The comptroller’s criticism has gained the support of some accessibility advocates as well as Dromm and Councilman Dan Halloran (R-Whitestone).
“The city has a major decision to make on a taxi of the future, and we must consider the future of all New Yorkers including those with disabilities,” Halloran said in a statement, adding that a manufacturer had promised to create taxis that would be handicapped-accessible and made locally.

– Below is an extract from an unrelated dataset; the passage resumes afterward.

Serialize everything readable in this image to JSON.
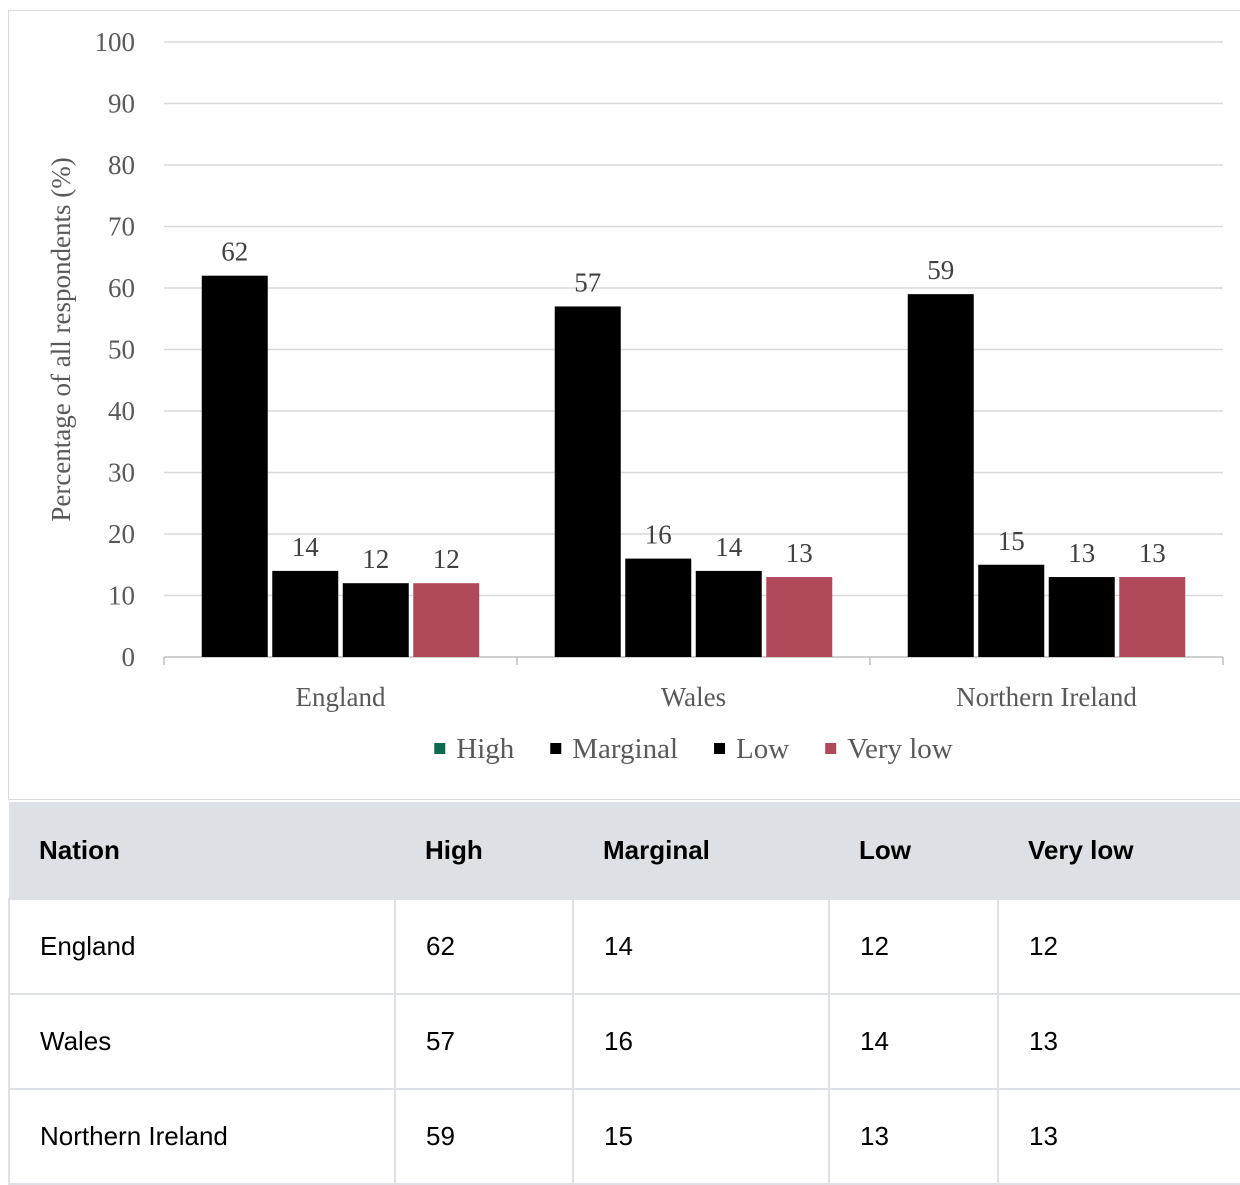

The city Law Department had previously cast doubt upon whether the comptroller’s office had the power to reject the contract, and the city Taxi & Limousine Commission previously claimed that the organization was in compliance with the ADA. The commission cited the 2,000 handicapped-accessible yellow cabs that would be added to the city’s streets as part of the outerborough taxi plan, but a Manhattan Supreme Court judge struck down the plan as unconstitutional in August, leaving their future in jeopardy.
Liu said to make the new cabs handicapped-accessible would require a yellow cab medallion owner to pay an estimate of $14,000, or half the cost of the car, to put a wheelchair ramp in the trunk. He also said having the new cabs not be handicapped-accessible could make it more difficult to evacuate people with disabilities in a disaster, such as Superstorm Sandy.
“We must not allow New York’s yellow taxi fleet to become a symbol of exclusion that tramples the rights of wheelchair users,” Liu said.